Чуть меньше двух тысяч аргираспидов выстроены на центральной площади лагеря в один длинный прямоугольник. Я еду вдоль строя, и Аттила зло косится на крепких бородатых мужиков, поедающих меня глазами.
Всё, что они думают обо мне, я читаю на их лицах, и общий смысл укладывается в одну некомплиментарную для меня фразу: «Мальчишка совсем зелёный, не потянуть ему!»
Моему телу сейчас семнадцать лет, и для своего возраста я выгляжу крепким развитым парнем. Высоким, с накачанной мускулатурой и волевым выражением лица. Последнее, хвала небесам, досталось мне в наследство, а от себя могу добавить к этому набору большой жизненный опыт, умение руководить людьми да общие знания, что ещё хранятся в моей памяти.

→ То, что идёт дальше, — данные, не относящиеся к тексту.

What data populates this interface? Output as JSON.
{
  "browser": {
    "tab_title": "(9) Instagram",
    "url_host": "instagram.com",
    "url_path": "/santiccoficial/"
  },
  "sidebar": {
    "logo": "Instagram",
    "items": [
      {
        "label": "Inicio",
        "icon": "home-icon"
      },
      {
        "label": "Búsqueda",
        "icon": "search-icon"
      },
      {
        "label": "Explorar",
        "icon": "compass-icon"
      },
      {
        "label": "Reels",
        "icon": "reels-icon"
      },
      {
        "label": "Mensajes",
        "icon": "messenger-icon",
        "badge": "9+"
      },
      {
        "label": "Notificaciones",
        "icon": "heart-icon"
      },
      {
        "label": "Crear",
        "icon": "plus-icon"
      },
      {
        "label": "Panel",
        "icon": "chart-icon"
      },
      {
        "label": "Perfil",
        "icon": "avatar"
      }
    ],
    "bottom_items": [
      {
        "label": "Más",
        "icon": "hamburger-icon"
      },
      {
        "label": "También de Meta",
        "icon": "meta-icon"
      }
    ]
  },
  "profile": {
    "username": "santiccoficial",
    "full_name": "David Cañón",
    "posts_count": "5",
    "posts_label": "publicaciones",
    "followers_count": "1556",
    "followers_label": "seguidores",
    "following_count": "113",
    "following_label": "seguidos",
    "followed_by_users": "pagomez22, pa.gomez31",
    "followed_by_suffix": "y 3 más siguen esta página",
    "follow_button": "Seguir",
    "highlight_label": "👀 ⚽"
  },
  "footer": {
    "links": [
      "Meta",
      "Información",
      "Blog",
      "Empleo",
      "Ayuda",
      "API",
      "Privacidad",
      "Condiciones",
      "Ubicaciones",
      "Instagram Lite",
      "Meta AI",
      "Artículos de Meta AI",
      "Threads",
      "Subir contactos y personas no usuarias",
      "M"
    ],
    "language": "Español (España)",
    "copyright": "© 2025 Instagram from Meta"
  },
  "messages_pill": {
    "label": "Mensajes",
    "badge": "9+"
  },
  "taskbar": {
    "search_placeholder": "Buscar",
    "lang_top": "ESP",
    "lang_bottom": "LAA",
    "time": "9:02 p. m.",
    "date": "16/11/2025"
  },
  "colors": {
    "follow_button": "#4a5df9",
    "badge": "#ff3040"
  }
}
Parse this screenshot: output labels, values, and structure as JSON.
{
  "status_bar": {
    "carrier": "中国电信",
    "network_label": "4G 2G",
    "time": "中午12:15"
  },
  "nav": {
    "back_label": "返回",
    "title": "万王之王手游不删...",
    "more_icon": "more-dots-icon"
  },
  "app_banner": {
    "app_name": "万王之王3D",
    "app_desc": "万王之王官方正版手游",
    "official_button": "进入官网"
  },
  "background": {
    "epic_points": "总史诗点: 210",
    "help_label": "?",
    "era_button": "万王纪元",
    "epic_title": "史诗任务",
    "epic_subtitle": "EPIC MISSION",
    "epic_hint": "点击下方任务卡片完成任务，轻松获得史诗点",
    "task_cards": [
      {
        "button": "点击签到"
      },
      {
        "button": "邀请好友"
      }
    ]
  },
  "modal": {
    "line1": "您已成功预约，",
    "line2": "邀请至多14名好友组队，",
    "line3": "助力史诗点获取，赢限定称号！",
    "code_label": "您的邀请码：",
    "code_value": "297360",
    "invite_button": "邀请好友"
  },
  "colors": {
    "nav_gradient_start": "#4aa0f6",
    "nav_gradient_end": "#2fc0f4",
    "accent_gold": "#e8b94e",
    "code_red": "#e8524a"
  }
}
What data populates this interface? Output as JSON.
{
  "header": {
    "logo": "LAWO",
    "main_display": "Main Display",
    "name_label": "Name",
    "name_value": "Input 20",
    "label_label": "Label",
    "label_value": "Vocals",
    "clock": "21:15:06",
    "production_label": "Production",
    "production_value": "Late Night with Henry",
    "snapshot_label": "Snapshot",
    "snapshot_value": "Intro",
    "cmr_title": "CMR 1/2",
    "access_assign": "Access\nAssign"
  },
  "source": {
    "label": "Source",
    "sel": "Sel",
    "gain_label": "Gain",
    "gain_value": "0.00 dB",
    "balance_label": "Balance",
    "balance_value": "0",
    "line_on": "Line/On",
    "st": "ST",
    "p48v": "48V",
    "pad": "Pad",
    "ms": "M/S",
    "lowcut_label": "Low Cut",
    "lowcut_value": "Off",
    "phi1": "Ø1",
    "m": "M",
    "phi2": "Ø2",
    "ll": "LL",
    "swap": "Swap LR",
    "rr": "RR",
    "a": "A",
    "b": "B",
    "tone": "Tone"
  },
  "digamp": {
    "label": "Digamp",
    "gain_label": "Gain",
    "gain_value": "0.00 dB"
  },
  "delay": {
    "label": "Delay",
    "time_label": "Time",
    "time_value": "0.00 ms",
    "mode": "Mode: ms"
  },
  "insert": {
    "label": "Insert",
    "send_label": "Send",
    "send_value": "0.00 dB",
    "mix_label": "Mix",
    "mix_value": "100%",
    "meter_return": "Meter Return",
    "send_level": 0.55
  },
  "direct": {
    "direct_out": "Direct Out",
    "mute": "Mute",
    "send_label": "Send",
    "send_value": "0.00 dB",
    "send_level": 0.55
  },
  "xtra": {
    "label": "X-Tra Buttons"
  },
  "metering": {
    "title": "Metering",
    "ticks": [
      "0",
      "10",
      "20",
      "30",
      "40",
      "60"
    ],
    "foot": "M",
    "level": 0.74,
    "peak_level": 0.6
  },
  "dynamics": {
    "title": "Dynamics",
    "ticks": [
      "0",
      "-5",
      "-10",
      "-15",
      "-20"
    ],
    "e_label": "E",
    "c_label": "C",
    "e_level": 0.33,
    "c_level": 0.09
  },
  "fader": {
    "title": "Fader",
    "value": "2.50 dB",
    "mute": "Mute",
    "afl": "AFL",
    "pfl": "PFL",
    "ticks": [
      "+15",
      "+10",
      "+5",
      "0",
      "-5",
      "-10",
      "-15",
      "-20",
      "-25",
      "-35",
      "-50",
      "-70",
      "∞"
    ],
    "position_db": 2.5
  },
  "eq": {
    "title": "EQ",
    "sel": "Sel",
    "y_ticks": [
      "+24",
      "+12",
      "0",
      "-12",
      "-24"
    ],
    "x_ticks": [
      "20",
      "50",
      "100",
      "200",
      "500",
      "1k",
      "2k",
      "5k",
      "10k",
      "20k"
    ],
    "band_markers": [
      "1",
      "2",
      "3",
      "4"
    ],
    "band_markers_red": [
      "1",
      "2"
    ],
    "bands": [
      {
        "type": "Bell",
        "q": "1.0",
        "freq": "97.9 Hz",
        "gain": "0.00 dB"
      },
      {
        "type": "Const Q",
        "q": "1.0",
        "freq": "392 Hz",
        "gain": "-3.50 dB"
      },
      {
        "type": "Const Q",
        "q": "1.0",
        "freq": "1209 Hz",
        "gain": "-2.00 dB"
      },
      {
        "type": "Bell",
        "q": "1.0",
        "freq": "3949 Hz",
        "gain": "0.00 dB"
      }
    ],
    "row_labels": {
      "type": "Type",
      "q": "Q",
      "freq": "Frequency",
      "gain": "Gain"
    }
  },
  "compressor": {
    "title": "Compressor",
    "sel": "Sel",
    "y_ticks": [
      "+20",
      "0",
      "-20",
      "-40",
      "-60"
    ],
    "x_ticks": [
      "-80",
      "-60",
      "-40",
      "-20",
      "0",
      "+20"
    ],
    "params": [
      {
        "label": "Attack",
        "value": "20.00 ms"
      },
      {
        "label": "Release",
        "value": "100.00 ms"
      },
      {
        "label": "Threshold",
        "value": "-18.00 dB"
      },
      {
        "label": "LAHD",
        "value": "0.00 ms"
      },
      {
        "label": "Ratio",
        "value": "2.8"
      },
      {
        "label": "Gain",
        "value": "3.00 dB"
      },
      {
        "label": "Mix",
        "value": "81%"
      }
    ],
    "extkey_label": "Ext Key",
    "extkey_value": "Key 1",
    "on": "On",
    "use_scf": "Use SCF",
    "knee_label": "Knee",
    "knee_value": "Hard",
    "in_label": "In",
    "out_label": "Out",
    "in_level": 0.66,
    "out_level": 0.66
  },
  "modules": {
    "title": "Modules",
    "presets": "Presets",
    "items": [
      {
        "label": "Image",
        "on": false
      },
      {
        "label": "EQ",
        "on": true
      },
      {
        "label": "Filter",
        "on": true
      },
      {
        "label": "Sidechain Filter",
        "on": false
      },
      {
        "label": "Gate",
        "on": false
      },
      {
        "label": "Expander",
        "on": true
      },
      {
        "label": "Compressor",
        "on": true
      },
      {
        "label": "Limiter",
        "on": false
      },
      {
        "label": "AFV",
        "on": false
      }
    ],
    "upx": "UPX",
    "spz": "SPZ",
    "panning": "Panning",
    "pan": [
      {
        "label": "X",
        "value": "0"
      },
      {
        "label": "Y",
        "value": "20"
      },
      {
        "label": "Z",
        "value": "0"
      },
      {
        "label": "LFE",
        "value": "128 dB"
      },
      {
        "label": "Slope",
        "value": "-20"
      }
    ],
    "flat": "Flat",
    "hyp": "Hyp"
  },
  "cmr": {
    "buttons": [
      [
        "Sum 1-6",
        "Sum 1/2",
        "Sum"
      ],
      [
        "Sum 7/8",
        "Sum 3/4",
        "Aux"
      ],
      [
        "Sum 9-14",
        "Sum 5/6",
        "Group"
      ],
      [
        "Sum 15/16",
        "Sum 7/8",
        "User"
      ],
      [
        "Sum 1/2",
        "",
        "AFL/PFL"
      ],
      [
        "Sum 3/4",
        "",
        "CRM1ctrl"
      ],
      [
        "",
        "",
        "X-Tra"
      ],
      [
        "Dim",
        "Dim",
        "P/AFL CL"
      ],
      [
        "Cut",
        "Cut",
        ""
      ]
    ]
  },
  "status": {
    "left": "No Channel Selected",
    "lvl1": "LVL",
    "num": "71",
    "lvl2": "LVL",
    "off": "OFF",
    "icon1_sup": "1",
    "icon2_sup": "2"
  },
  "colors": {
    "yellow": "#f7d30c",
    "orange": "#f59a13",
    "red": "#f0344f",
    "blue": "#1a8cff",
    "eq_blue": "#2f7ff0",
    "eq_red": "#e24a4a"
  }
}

Невысокая оценка моей персоны македонскими ветеранами ожидаема, и опыт прожитых лет подсказывает мне, что во многом эти бородатые ветераны правы — могу не потянуть! Психологически, этически, морально и ещё бог знает как! Тяжкий груз полнейшего расхождения моих устоявшихся принципов с тем, с чем приходится сталкиваться каждый проведённый здесь день, давит подспудной ношей.
Вот сейчас я еду вдоль строя, смотрю на лица людей, а передо мной уже вновь вырастает этически неподъёмная проблема.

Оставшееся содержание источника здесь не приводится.